We look back across recent transactions including the sale of PEI Media, the sale of Autodata, the acquisition of CAP for Solera, the sale of Inframation and the acquisition of Briefing Media to identify the key characteristics which drive value in these businesses.
It must be ‘must-have’
The ‘must-have’ status of certain B2B information streams drives premium valuations, as it supports high renewal rates and strong pricing. This ‘must-have’ status is harder to replicate for B2C information, which is why B2B data streams in general command higher valuations.
Not all B2B information products are sold as subscriptions, but those companies with subscription revenues benefit from better revenue visibility. Private equity investors love revenue visibility, because it supports higher levels of debt – and hence increases their returns.
It is also worth looking at the two fundamental routes for a B2B subscription information business to increase revenues – increasing the value per subscriber, and increasing subscriber volumes.
Value per Subscriber
There are a number of ways to increase average subscriber value: cross-selling multiple products, subscription pack upgrades, or careful yield/discount management.
A robust, well-invested CRM system is usually the key to helping subscription businesses identify cross-selling opportunities through related customer themes, or to implement consistent subscription pricing that reduces inefficient discounting, both of which can increase the subscription value per customer.
Subscriber Volume Growth
A premium valuation will also require evidence of a growing user base.
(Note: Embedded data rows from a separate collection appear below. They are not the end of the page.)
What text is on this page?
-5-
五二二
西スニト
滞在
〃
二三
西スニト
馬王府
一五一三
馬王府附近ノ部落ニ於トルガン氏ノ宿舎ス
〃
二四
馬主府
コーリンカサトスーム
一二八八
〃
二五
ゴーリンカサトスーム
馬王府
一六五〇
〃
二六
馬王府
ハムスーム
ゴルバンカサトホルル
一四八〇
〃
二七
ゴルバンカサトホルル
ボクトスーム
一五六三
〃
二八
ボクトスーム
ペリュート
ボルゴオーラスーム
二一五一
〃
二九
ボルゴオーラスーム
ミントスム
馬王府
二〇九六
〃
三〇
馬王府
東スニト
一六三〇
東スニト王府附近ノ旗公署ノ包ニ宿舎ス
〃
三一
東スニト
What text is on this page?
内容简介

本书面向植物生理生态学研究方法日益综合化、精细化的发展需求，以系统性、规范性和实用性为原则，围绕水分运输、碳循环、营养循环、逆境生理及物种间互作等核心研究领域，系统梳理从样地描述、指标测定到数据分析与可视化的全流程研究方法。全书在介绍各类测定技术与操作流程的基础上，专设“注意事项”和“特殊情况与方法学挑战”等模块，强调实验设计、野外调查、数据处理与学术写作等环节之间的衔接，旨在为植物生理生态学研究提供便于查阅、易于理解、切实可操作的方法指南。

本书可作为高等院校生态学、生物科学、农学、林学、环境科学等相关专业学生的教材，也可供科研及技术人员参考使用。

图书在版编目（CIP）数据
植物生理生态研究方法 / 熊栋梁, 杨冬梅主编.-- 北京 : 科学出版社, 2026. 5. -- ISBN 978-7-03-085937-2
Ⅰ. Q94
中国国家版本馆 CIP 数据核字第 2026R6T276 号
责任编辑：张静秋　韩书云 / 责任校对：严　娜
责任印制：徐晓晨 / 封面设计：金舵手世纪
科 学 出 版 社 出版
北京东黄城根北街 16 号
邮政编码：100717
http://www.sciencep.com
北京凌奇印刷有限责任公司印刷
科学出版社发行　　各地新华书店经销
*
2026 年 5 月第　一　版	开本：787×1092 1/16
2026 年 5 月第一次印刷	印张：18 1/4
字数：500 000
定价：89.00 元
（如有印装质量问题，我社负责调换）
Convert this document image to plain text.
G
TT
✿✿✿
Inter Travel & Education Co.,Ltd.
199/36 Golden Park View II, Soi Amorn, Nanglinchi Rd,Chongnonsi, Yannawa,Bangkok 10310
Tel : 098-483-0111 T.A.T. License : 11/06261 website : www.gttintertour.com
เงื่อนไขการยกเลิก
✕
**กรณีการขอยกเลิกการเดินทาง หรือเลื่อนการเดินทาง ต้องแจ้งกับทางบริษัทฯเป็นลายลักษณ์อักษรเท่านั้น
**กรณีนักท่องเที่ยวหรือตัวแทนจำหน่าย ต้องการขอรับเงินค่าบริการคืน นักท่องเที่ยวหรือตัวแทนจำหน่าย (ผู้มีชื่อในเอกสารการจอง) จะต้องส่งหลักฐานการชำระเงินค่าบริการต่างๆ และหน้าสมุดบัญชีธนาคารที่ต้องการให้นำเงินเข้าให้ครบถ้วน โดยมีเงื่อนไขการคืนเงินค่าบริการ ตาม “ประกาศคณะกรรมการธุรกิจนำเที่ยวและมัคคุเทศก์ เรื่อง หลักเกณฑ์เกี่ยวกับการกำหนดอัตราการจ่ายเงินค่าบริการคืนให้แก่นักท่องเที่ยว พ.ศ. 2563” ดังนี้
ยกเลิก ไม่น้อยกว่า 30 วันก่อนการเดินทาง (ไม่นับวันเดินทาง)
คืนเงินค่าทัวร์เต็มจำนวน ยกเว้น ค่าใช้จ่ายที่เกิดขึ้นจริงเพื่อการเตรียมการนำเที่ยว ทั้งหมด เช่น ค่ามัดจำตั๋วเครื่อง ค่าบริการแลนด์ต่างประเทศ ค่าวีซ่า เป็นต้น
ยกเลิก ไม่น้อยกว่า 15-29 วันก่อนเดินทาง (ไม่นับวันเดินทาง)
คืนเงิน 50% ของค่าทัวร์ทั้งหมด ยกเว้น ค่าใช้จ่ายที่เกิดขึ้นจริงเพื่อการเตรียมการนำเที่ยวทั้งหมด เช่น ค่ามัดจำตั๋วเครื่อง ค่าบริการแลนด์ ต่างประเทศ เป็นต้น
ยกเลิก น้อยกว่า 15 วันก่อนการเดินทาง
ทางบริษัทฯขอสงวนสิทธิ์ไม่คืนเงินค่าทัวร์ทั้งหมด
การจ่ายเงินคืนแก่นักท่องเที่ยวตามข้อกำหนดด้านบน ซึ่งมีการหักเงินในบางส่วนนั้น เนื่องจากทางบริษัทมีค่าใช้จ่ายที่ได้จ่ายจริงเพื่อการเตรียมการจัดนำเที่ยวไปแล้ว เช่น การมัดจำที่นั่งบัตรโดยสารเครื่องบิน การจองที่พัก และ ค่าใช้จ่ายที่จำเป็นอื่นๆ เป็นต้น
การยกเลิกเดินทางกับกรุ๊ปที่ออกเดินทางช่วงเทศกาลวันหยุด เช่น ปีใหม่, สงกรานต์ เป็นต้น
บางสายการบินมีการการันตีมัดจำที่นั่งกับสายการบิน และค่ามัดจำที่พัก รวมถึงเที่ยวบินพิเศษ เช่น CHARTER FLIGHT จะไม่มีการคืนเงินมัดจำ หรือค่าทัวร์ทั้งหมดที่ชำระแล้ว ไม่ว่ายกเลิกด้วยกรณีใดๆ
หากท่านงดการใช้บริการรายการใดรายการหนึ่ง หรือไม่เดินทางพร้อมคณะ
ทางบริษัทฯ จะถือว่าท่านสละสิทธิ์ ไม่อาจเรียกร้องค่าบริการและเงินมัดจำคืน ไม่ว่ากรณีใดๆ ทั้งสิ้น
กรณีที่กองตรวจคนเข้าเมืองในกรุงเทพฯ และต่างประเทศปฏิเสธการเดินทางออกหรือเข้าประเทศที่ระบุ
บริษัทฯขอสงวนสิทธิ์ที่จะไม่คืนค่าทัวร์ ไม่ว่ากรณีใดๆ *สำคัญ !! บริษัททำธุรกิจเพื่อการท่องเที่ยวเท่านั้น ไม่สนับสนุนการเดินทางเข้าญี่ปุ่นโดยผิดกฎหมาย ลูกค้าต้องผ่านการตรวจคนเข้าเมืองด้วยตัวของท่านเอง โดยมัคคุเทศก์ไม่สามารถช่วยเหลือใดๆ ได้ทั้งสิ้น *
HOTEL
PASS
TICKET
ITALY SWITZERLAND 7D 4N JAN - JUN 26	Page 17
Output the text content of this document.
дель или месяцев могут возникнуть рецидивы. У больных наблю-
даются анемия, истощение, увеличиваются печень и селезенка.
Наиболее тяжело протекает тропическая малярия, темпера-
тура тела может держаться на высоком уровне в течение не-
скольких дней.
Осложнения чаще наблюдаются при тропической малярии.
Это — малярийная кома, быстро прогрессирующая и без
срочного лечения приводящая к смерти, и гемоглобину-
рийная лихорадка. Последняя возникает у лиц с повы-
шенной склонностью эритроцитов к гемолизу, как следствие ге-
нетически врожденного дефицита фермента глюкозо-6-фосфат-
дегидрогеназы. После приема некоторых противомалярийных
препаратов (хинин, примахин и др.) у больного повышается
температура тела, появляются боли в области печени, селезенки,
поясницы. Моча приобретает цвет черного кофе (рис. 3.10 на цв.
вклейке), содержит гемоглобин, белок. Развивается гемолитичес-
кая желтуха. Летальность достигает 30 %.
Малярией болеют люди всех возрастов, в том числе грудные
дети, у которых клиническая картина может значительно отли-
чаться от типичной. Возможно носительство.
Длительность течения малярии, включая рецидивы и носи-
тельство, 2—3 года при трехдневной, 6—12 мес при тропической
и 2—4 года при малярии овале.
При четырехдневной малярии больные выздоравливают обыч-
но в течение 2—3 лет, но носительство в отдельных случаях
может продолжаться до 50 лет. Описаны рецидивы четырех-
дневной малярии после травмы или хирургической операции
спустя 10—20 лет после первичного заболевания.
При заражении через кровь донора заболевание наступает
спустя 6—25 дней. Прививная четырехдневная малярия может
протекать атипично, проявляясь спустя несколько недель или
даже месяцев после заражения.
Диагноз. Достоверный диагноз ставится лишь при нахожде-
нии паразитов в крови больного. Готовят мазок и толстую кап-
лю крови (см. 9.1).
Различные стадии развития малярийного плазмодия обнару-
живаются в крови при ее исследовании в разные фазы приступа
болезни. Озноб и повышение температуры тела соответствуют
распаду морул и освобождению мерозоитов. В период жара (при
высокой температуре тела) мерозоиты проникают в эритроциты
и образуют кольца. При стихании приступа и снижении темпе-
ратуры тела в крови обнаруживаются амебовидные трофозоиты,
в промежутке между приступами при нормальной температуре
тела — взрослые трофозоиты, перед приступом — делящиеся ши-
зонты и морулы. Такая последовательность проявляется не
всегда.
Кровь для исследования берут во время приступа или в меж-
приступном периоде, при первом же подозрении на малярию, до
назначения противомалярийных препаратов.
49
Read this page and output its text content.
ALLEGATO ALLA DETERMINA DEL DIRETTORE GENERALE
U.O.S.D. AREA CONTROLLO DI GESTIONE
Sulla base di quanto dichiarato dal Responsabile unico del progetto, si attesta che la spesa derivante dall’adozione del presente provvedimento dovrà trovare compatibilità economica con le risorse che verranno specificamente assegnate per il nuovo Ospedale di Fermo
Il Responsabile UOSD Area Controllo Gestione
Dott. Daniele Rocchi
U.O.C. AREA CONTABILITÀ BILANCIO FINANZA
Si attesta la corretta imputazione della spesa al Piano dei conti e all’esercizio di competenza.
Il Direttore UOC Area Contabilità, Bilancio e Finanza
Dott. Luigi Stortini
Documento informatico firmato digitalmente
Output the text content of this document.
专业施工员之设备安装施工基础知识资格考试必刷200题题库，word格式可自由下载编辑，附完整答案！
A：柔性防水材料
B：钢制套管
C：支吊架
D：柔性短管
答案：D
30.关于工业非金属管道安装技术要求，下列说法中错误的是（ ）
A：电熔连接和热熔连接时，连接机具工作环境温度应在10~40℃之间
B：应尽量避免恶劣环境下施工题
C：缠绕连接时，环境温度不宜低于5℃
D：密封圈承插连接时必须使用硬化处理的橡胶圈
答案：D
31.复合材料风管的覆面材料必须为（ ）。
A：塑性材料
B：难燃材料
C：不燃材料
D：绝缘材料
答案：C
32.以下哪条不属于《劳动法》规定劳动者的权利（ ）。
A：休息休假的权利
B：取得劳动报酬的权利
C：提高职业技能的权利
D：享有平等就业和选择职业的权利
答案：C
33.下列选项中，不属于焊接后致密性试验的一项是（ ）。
If you’re pointing to rapid growth to justify an exciting valuation, you’ll need a well-invested technology stack that can scale efficiently to handle increasing volumes and spikes in activity.
One way to maximise net user growth is to minimise existing customer churn. Well-developed CRM systems can help to identify customers at risk of lapse, for example through declining engagement with the product.
Get these factors right and focus on an attractive, high-value B2B niche, and you can reasonably expect quite a lot of investor and trade acquirer interest.